Like most music, carols can conjure all different moods. They can be joyful, hopeful, celebratory, plaintive or wistful. They might be lively with a strong beat, sung by a crowd, or they might have the most impact heard sung by a cathedral choir. They’re traditionally sung by candlelight, maybe followed by mulled wine or mince pies – sights, sounds and tastes which brighten Christmas. And they sing of faith and hope, of God’s presence in the Nativity which Christmas is all about.
They’ve stood the test of time too – I learned the other day that it was St Francis of Assisi who introduced community carol singing. He alsco created the very first public nativity scene.

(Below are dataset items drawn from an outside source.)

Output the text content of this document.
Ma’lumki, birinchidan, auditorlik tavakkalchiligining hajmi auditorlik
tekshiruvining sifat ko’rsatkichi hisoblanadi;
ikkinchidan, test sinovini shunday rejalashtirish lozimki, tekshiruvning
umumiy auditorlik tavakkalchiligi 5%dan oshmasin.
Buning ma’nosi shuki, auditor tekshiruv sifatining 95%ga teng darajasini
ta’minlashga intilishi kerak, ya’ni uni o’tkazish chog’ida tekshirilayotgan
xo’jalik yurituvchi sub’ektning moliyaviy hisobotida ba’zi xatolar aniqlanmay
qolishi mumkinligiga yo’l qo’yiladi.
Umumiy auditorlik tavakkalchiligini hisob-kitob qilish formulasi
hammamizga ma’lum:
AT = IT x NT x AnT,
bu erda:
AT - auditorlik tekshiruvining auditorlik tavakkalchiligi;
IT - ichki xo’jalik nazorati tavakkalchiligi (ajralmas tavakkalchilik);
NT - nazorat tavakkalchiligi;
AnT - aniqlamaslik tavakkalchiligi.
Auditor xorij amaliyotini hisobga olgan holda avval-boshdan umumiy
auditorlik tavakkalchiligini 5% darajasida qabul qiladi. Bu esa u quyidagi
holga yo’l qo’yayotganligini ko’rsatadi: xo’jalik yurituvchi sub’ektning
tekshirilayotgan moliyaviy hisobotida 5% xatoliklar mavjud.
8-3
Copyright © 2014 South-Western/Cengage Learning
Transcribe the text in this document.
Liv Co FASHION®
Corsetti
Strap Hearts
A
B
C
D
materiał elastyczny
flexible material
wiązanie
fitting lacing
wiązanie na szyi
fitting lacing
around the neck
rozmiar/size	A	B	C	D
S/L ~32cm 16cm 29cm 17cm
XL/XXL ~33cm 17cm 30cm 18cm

Another aspect to explore here is how many people struggle with Christmas, in all different ways, as issues they live with throughout the year come to a head – maybe depression, loneliness or family conflict. There’s immense pressure on people to have a wonderful time, and it’s simply unlikely to be like that for many. And music and song can themselves contribute to this. Song lyrics idealize Christmas as an endless part, bathing us all in a warm glow – but making many people feel sidelined and left out. Moreover, music is so closely linked to memory that carols and songs can revive memories very strongly, which could be bittersweet, only exacerbating sadness at this time of the year.
But music and song could also be one part of Christmas which people might still respond to, even if they find this a difficult time. Carols and songs lift mood, sometimes at the most unexpected moments. And for people with dementia, for whom music is so helpful, carols could be the best way to draw them in to the festivities.
Whether people long for Christmas or dread it, carols can transport us to a different place, lifting Christmas to another level, infusing an element of wonder.